Bug 59 - slony doesn't escape varchar fields properly, making it impossible to replicate varchar or bytea columns in some cases
Reported: 2008-10-13 09:15 UTC by Grzegorz Jaskiewicz
Modified: 2010-08-13 19:41 UTC
Description Grzegorz Jaskiewicz 2008-10-13 09:15:44 UTC
I have a very simple table:

create table foo(z varchar not null, bar int not null, primary key(z));

now, I try to insert bunch of data to it using:
insert into foo(bar, z) select generate_series(1,100) as bar, encode( gen_random_bytes(100), 'escape') as z;

on slon's insert db will reply:
ERROR:  invalid byte sequence for encoding "UTF8": 0xdf15

which is quite right, since data is not escaped. I am inserting random data, on purpose - because we do have that in here, and it works fine with my C code, that so far replicated the data.

Further more, I think if slony would use PQexecParams instead of PQexec to insert data, that problem wouldn't arose in first place.
Comment 1 Christopher Browne 2008-10-15 08:07:04 UTC
Followup question:

What are the encodings of the two databases (e.g. - origin + subscriber)?

My suspicion is that either:

a) Both use UTF-8, but the origin is on PostgreSQL 7.4 or 8.0, which had problems with its handling of Unicode encoding validation, or

b) The origin is using SQL-ASCII or similar, and the subscriber is using Unicode/UTF-8.
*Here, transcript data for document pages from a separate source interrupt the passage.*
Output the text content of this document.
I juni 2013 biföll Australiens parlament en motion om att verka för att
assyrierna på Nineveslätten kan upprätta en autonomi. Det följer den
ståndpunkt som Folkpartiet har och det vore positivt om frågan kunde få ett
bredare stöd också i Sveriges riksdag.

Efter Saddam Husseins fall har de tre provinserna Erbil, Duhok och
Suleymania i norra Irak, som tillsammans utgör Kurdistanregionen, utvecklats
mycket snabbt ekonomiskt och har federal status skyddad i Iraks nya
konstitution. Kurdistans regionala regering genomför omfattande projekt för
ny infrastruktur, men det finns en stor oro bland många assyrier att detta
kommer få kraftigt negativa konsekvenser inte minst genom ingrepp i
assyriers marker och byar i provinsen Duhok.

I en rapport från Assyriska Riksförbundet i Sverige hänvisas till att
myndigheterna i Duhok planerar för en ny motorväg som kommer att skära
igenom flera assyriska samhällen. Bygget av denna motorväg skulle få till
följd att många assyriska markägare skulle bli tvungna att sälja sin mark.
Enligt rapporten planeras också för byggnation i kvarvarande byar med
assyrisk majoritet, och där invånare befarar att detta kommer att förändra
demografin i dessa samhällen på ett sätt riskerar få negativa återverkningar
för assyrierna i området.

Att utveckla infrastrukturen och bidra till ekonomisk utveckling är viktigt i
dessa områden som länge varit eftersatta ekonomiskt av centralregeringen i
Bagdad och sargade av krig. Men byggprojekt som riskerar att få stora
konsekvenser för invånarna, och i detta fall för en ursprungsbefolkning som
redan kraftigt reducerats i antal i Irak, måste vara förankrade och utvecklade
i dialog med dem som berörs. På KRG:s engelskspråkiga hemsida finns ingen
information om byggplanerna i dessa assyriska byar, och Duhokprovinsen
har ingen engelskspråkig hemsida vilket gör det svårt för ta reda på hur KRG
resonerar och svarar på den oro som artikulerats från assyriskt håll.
If either of those speculations are in fact the case, then this may NOT be a bug; Slony-I does not promise to do inter-encoding translations.
Comment 2 Christopher Browne 2010-06-02 12:26:35 UTC
Question to consider:

Should the slon verify that it uses a single common encoding on all DB connections?
Comment 3 Christopher Browne 2010-06-02 12:34:00 UTC
We intend to address this in a different way, by ensuring that slon processes are using the same client encoding on all databases.
Comment 4 Jan Wieck 2010-08-13 19:41:55 UTC
Changing importance to "normal". This can be avoided by using

alter user slony set client_encoding to <common-encoding>;

on all servers in the Slony cluster and NOT having any of the databases use server_encoding SQL_ASCII (which is discouraged anyway).

We still want to fix it, but since this is a completely new feature, we won't implement it before 2.1.